周子舒低吟,敏感的位置被反复研磨,初时的疼痛褪去,让他惶恐的快感从交合处升腾,他周身都控制不住地战栗。他紧抿着唇,牙齿在内里咬紧,掩藏着令他自己感到惊慌的呻吟。他第一次知道,疼痛之外,还有能让他无法掌控的鲜明快感。
借着月光,他看到温客行狰狞的性器上水淋淋的反光,硬物在泥泞的肉洞中戳刺。抽送间,拉扯出一点依依不舍的嫩肉,又粗暴地捅了回去。
周子舒绷紧腿根的肌肉,指甲在温客行小臂上留下痕迹。他被撞得喘息不止,惶急地抽身后退——却被温客行一双手捞了回来,更用力地挺进。耳鬓厮磨间,两人的发丝都纠缠到了一处。他的肩窝抵上温客行汗涔涔的额头,他感觉那人低语在耳边炸开。
他听到温客行哀求似的说:"阿絮,以后不要走……"
周子舒的心头仿佛开了一朵血浇注的花,在心尖艰难地扎下了根。他想起那七窍流血的清风派弟子,和开膛破肚,内脏几近被掏空的小丫头。无声地叹了口气,抬起酸软的腿环上温客行的腰,将温客行深深接纳。
人各有命,但他不想让温客行孑然一身。
他压抑着凌乱的气息,拿着这辈子仅有的一点耐心维持着温柔的语调,道:"我没走,我就在这。"
黑暗中,他看不太清晰。只觉得身体里的硬物好像又胀大了些,挤得他皱眉。温客行胡乱吻住他的唇,下身突然狂风暴雨一样地抽送,撞得周子舒险些咬着他舌头,只能吐出支离破碎的低喘。

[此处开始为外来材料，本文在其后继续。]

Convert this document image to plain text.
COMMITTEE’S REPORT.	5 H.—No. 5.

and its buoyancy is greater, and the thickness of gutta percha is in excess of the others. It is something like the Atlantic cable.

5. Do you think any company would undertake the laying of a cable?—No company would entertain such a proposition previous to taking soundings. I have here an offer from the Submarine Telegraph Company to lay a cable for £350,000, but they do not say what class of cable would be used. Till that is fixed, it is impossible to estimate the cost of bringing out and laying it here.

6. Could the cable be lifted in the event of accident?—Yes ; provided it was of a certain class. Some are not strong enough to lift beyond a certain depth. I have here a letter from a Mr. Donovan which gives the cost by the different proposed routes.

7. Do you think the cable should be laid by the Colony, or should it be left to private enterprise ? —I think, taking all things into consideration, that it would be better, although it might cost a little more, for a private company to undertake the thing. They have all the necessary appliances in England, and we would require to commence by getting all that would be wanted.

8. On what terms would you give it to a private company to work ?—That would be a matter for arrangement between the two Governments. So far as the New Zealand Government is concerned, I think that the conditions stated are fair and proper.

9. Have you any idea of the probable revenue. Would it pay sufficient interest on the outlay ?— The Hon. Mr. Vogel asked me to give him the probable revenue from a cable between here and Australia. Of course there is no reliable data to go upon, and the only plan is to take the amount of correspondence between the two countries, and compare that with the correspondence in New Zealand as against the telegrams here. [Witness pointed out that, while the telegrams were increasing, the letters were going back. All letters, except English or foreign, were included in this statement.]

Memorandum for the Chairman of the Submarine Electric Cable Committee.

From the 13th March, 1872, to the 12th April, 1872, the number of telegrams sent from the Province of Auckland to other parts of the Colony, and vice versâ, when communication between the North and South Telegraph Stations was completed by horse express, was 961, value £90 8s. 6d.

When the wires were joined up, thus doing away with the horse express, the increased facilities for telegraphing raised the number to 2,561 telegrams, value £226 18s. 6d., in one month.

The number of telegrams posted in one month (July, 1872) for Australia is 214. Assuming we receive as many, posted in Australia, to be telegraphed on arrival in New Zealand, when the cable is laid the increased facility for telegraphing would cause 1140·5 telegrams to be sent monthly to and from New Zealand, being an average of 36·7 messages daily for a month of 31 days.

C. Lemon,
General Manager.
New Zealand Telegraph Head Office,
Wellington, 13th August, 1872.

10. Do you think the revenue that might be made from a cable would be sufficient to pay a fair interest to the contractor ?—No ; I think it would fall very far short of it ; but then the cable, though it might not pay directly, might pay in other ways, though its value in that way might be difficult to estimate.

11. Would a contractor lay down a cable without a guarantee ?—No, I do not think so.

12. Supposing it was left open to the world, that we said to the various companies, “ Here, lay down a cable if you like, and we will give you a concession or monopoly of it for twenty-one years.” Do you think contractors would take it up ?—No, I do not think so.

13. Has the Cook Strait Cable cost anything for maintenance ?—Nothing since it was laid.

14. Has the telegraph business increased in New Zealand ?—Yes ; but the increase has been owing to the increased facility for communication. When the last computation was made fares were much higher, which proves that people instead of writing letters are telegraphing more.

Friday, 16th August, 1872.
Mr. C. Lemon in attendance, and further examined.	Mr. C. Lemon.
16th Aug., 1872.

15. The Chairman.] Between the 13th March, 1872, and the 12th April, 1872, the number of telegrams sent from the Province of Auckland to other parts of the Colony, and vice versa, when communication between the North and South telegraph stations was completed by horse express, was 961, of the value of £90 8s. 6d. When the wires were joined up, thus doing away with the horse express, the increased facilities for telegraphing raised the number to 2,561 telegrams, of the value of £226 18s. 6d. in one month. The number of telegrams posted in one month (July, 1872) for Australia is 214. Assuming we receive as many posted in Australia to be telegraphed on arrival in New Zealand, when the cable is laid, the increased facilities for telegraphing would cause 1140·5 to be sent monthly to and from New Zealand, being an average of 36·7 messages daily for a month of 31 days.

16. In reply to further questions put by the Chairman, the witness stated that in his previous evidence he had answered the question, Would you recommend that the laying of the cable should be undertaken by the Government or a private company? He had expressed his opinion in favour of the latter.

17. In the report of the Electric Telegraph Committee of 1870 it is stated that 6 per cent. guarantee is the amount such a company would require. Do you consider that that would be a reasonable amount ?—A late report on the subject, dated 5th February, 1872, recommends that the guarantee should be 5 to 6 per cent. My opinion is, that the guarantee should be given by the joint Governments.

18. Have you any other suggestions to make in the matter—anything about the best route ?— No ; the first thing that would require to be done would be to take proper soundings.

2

周子舒的性器在两人身体间摩擦,可怜兮兮地吐出汩汩的体液。温客行闷声顶弄他,蹂躏着那被磨得红肿的穴口。周子舒的双腿缠上温客行的腰,又被操弄得发软,大开在两侧。
周子舒不知温客行按着他做了多久。高潮再次来临的时候,他半阂着眼帘盯着床幔。他的内壁抽搐着收紧,紧紧桎梏着体内的硬物。温客行俯身咬住周子舒颈侧,像咬住被下种的母猫一般,他用力挺动腰肢,捅得那软肉都绷紧了,才在将体液留在周子舒体内。
周子舒当真是神志不清了,咽喉被咬出血意都不自知。他只觉得眼前好像炸开了烟花,绚烂吵闹,然而一瞬眼前便黑了下来。温客行将他揽入怀中,胸膛紧紧贴上周子舒的后背。他美滋滋地将软下来的性器留在周子舒体内,欢喜地抱紧了怀中意识不清的人。
大雪纷纷扬扬,悄然盖住了入云的山头。万径人踪灭之处,雀鸟都缩在房檐下冻成了结结实实的鹌鹑。偶有枯老的树枝被一指厚的雪压断了,惊得那只雀睁开了黑溜溜的眼睛。它猝不及防叫房中的热气吹了个跟头,恍惚间以为已是人间四月天。